Magnificent In Different Ways

This is not for me. I mean the book, “Our Magnificent Bastard Tongue”. It’s obviously for those native speakers. The magnificence described by the book must be felt by a lot of people, but as a non-native speaker I feel differently. If I feel the magnificence, it’s a different kind of magnificence.

Mencken and Orwell also wrote about English language in books and essays. The same kind of “this is not for me” appeared to me when I read them. I guess in a way I should feel happy about this since I am quite in the category of “know yourself”. I know what is for me and what is not. That’s knowledge, though sometimes I wonder if I am too arbitrary in my judgement. One thing I’ve learned from living with the ubiquitous presence of English is that I’m never so sure of myself no matter how much I understand the line.
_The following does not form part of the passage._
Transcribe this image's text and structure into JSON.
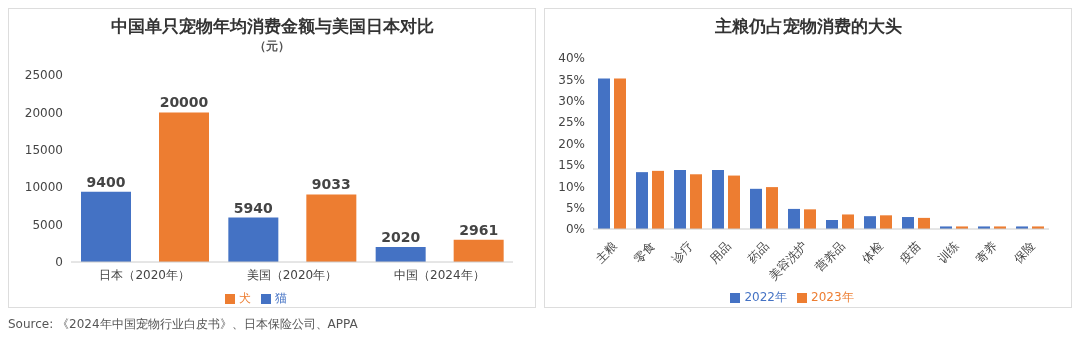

There are always the possibilities that a hint here, an allusion there, or a meaning between the lines that I have missed. My suffering from the consequence, most likely in the form of embarrassment, is never far away and sometimes just a minute or two away.

After struggling and laboring under the English language for decades, I cannot enumerate all of what I want to say about the language. However I can make modest attempts to list one or two. The first one is its almost limitless words. If you google, you can find forty different words for different shades of red color– a daunting task probably for native speakers and an impossible one for immigrants.

Also as a non-native speaker, I learn it first hand that there seem to be infinite ways to write a grammatically correct sentences, but to the ears of the native speakers, there are very limited ways those can sound right. This is annoying, but still bearable. What’s even more difficult for a non-native speaker is that whenever I try very hard to get something right, the sentences feel forced and affected. However labor always involves certain degree of discipline and enforcement, is it right? So this is the thing–you can’t force yourself, and you can’t not force yourself. What are you going to do?